I bookmakers lo hanno collocato come secondo favorito. In fondo, Novak Djokovic ha vinto per tre volte a Wimbledon. Ma, soprattutto, la sua rinascita è sana, graduale, concreta. Lo sta dimostrando in questi giorni, con due nette vittorie contro Tennys Sandgren e Horacio Zeballos. Il problema, semmai, è il dolore al ginocchio sinistro maturato nel cuore del terzo set. Dopo il 6-1 6-2 6-3 finale che ha apparecchiato il terzo turno contro Kyle Edmund, il serbo ha ridimensionato la portata del problema. “È stato un cattivo movimento durante il punto. Ho sentito qualcosa al ginocchio negli ultimi due game, ma non sembra niente di grave. Non è il tendine: fosse qualcosa di grave, mi costringerebbe a dare forfait”. Nole ha poi scherzato con i giornalisti, segno che il problema non lo preoccupa. Sul campo, ha trovato un nuovo alleato: il servizio. Ha vinto 41 punti su 46 con la prima palla. “In effetti è un'arma importante, sull'erba trovi sempre quei dieci punti gratis in più”. Wimbledon è il suo nono torneo dopo il piccolo intervento al gomito, ma l'origine del nuovo Djokovic va individuata nel ritorno di Marian Vajda. Ha capito che bisogna ricostruire tutto, anche facendo un piccolo bagno di umiltà. Testa di serie numero 12, non giocava da dieci anni in un campo secondario.
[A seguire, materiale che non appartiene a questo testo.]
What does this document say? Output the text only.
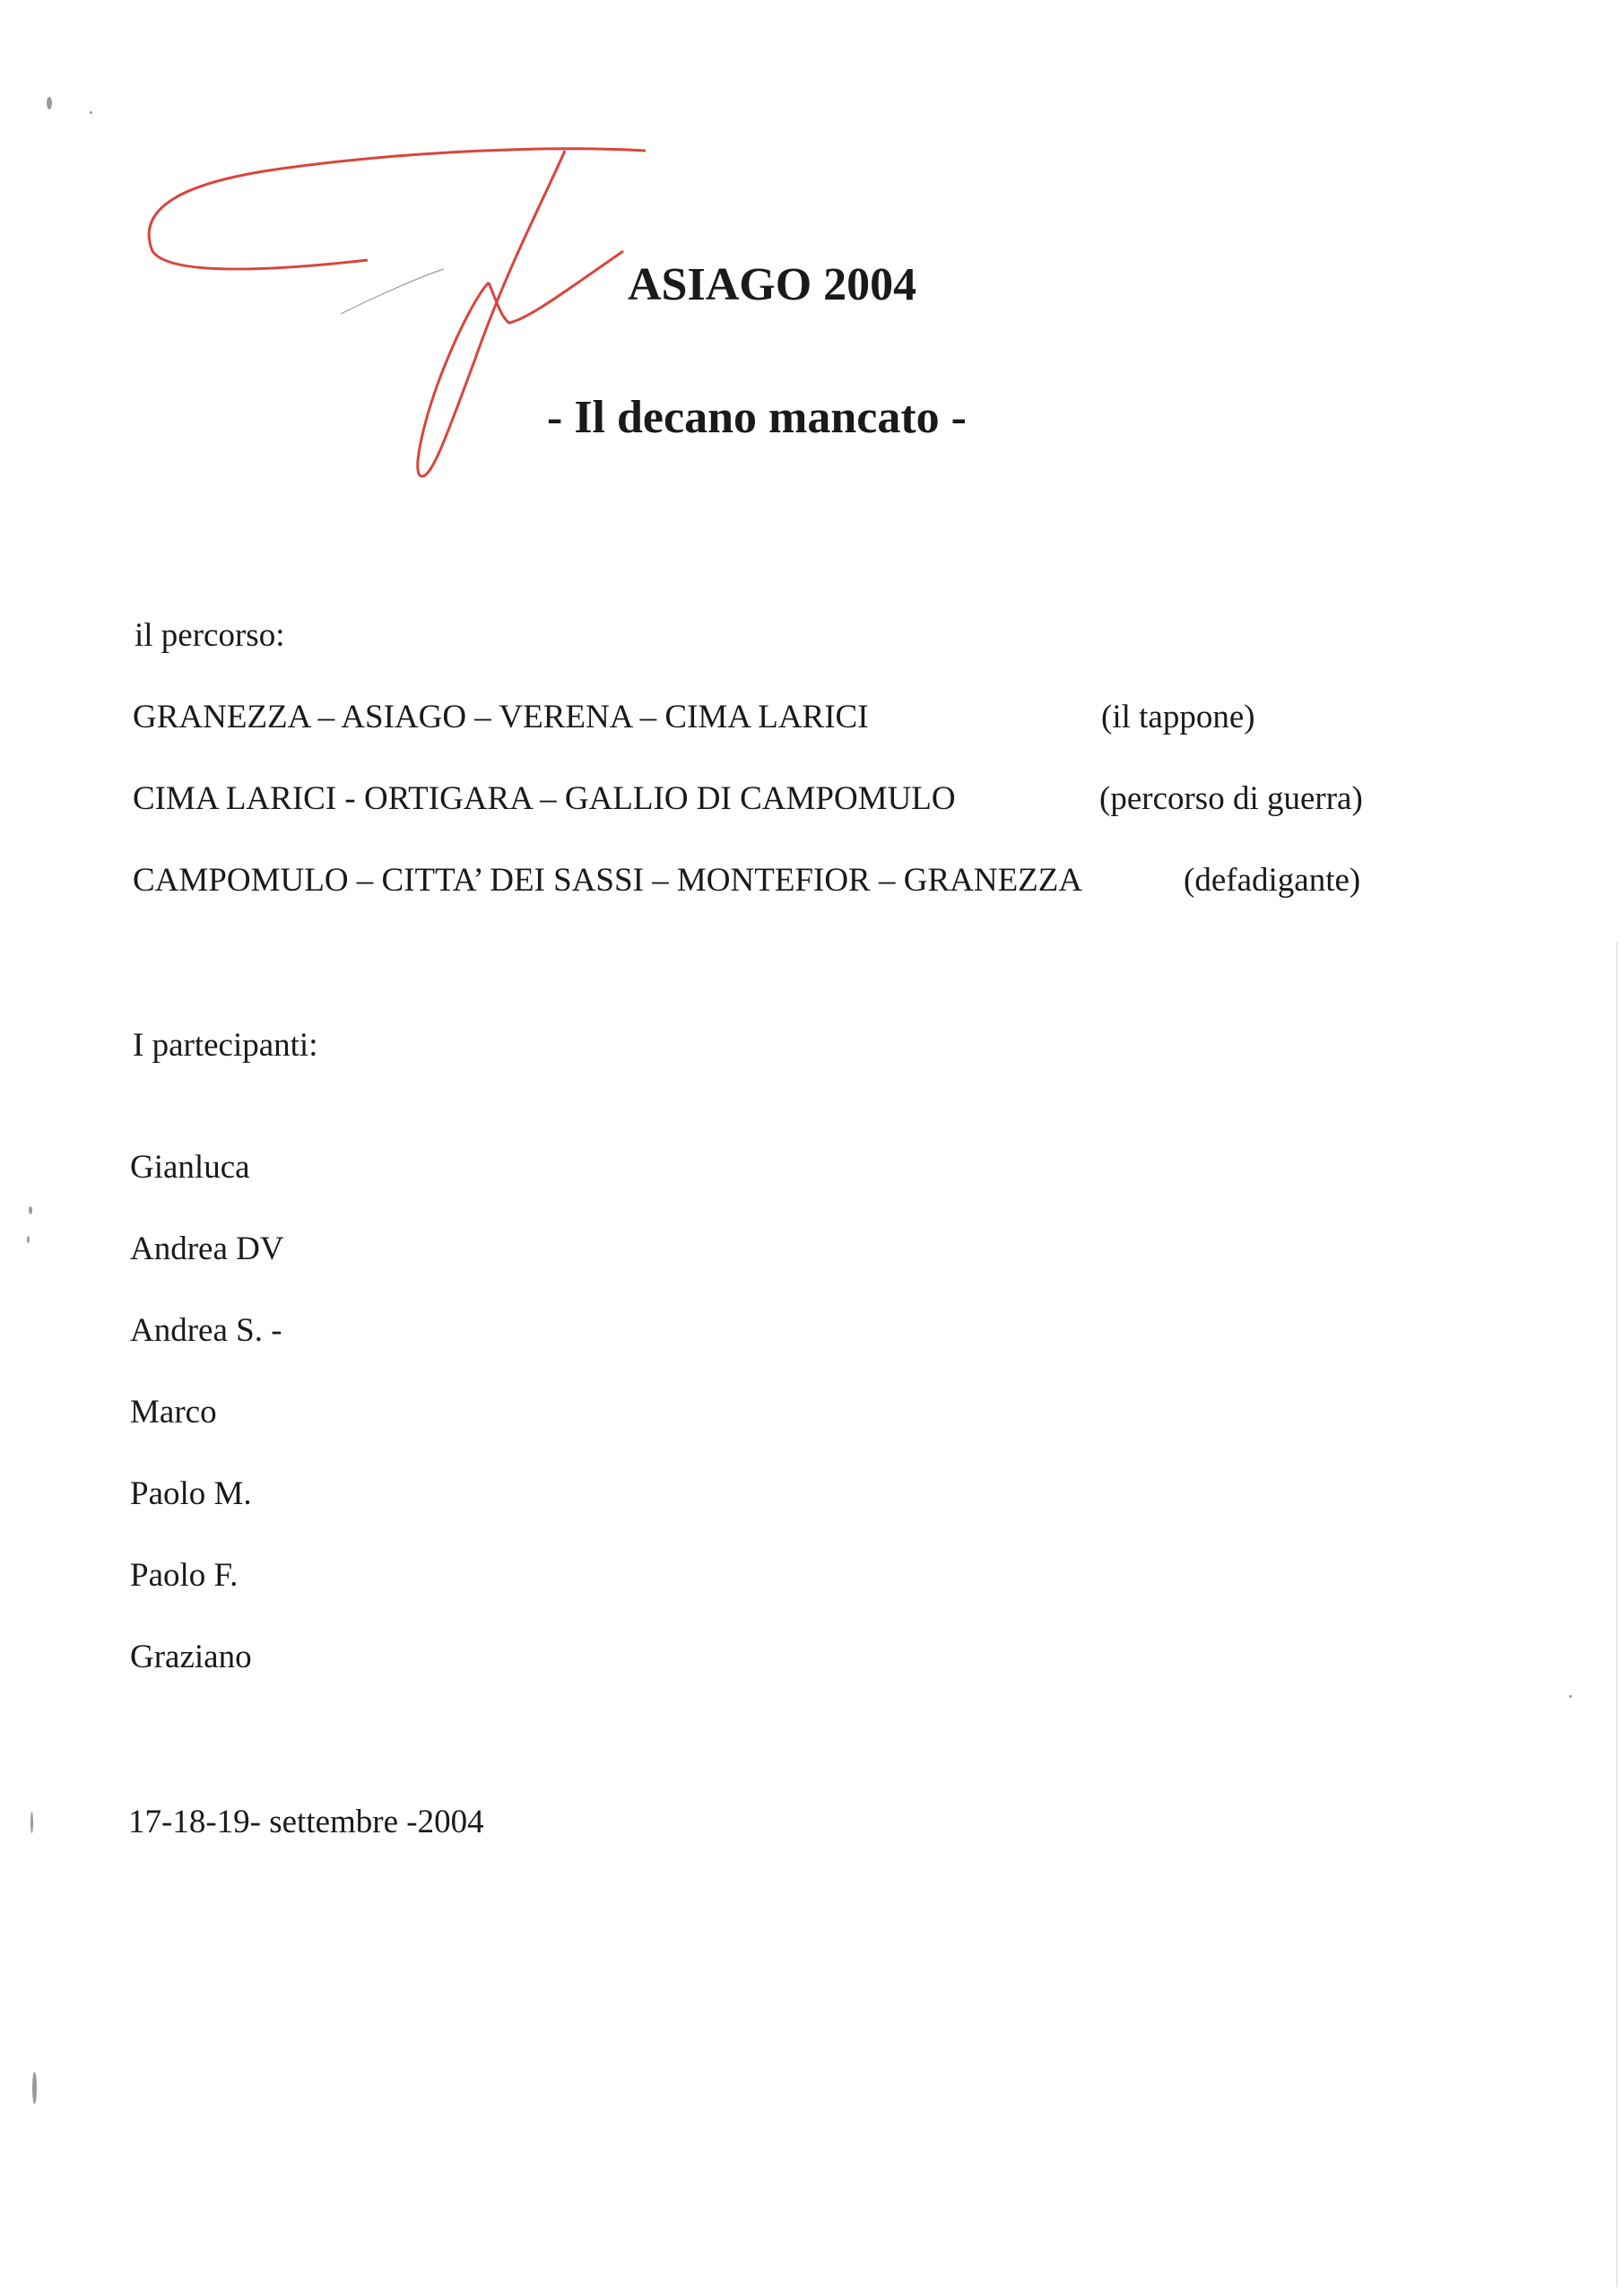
ASIAGO 2004
- Il decano mancato -
il percorso:
GRANEZZA – ASIAGO – VERENA – CIMA LARICI	(il tappone)
CIMA LARICI - ORTIGARA – GALLIO DI CAMPOMULO	(percorso di guerra)
CAMPOMULO – CITTA’ DEI SASSI – MONTEFIOR – GRANEZZA	(defadigante)
I partecipanti:
Gianluca
Andrea DV
Andrea S. -
Marco
Paolo M.
Paolo F.
Graziano
17-18-19- settembre -2004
Per sfidare l'argentino, lo hanno collocato sul Campo 2. Non è l'ex “cimitero dei campioni”, ma un impianto nuovo che ha la caratteristica di essere abbastanza distante dagli altri campi. “Non mi ha creato nessun problema, è stato interessante – dice Djokovic – anzi, è stato bello passeggiare verso il campo e sentire l'affetto della gente. Mi hanno incoraggiato, mi hanno fatto tanti auguri… mi è piaciuto”. L'anno scorso, un ritiro a Wimbledon aveva segnato l'inizio del suo calvario. Il torneo del 2018 può rappresentare una simbolica rinascita, anche se contro Edmund non sarà facile (“Ha una grande dedizione, poi conosco il suo coach, è una persona molto scrupolosa. Dovessi giocare contro Kyle, avrebbe molta pressione addosso. Però la sta gestendo molto bene”).
PRESENTGEN, CURRENTGEN, OLDGEN
La delusione mostrata a Parigi, dopo la sconfitta contro Marco Cecchinato, sembra molto distante. Per esempio, parla volentieri della torta che Johanna Konta ha promesso di preparargli. “La sto aspettando, anche se oggi Johanna ha perso. Non so se riuscirà a prepararmela per Wimbledon, magari aspetterò i tornei americani”. La torta della Konta è stata un assist per ricordare il suo regime alimentare, particolarmente rigido. Novak ritiene che certe scelte non siano più rivoluzionarie come potevano sembrare qualche anno fa. “Oggi c'è una consapevolezza diversa rispetto al cibo. Le persone, gli atleti, prestano molta più attenzione a quello che mangiano. Dappertutto, ormai, si possono soddisfare le esigenze come le mie. La torta di Johanna? Me l'ha chiesto e le ho detto sì, ma facendole presente cosa può metterci e cosa no”. Dando un'occhiata al tabellone, il serbo ha un percorso di media difficoltà: Edmund è certamente avversario ostico, poi uno tra Khachanov e Tiafoe in vista di un possibile quarto contro Alexander Zverev, collocato sul Campo 1 per il suo match contro Taylor Fritz. Hanno chiesto a Djokovic se i ragazzi della Next Gen ricevono troppi vantaggi, come denunciato da Fabio Fognini durante il Roland Garros. “Beh, Fabio è un mio coetaneo – ha detto – siamo nati entrambi nel 1987. Forse per lui è difficile accettare il fatto che non siamo più così giovani. Forse potremmo fare un tour chiamandolo PresentGen, CurrentGen oppure OldGen. Scherzi a parte, per tanti anni ci si è lamentati del fatto che il circuito fosse dominato soltanto da quattro giocatori. Adesso ci sono nuovi nomi e stanno cercando di renderli delle star. Non la vedo come una cosa negativa: quando ci rimetti in prima persona può anche darti fastidio, ma in generale è buono per lo sport”. Tanto i match si vincono sul campo, qualsiasi esso sia, e non sulla carta. E Novak Djokovic lo sa benissimo.